Atomic Agents are used for authentication: to set an identity and prove who an actor actually is. Agents can represent both actual individuals, or machines that interact with data. Agents are the entities that can get write / read rights. Agents are used to sign Requests and Commits and to accept Invites.
- Decentralized: Atomic Agents can be created by anyone, at any domain
- Easy: It should be easy to work with, code with, and use
- Privacy-friendly: Agents should allow for privacy friendly workflows
- Verifiable: Others should be able to verify who did what
- Secure: Resistant to attacks by malicious others
An Agent is a Resource with its own URL.
When it is created, the one creating the Agent will generate a cryptographic (Ed25519) keypair.
It is required to include the
publicKey in the Agent resource.
privateKey should be kept secret, and should be safely stored by the creator.
For convenience, a
secret can be generated, which is a single long string of characters that encodes both the
privateKey and the
subject of the Agent.
secret can be used to instantly, easily log in using a single string.

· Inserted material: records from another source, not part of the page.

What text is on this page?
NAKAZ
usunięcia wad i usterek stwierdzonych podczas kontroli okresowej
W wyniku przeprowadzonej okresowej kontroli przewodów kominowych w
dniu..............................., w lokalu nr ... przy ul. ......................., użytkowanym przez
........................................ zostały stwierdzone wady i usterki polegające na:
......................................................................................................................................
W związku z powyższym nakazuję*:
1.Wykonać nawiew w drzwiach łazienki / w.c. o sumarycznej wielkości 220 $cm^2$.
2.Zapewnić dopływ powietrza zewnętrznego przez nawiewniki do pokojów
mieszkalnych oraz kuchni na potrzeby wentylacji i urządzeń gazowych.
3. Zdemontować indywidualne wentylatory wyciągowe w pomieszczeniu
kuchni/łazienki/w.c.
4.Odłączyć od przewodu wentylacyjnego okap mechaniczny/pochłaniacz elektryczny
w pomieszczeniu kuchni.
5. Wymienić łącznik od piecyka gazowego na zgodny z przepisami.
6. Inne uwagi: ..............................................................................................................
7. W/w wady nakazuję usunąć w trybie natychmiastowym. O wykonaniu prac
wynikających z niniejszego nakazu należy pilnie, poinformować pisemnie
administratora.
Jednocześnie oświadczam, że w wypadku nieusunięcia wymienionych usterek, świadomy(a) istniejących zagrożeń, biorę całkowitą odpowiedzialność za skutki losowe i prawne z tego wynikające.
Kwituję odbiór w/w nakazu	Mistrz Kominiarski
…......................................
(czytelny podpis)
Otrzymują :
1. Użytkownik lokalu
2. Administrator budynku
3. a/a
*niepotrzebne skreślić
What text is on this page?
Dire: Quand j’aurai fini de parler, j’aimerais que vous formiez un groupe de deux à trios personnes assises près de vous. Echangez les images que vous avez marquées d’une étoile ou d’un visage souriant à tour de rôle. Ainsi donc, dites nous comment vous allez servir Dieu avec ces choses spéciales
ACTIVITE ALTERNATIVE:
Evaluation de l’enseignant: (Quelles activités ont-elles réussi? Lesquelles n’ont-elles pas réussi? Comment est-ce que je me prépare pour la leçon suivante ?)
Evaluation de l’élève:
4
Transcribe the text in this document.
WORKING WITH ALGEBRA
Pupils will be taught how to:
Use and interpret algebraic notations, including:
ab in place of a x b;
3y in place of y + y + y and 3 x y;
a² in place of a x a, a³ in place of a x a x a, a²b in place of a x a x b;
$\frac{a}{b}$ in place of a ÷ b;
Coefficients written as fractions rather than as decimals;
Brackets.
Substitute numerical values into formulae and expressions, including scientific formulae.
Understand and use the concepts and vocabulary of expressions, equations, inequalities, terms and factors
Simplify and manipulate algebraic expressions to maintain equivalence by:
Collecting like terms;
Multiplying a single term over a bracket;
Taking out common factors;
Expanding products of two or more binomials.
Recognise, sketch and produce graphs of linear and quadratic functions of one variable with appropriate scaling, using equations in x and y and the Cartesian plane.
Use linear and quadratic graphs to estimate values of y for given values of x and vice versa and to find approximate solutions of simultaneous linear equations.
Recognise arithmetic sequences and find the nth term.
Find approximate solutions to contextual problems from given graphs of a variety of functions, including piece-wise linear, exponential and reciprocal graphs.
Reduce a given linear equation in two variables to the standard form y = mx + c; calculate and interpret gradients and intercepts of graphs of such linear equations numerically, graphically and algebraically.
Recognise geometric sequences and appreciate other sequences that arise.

publicKey is used to verify commit signatures by that Agent, to check if that Agent actually did create and sign that Commit.
Since an Agent is used for verification of commits, the Agent's
subject should resolve and be publicly available.
This means that the one creating the Agent has to deal with this.
One way of doing this, is by hosting an Atomic Server.
An easier way of doing this, is by accepting an Invite that exists on someone else's server.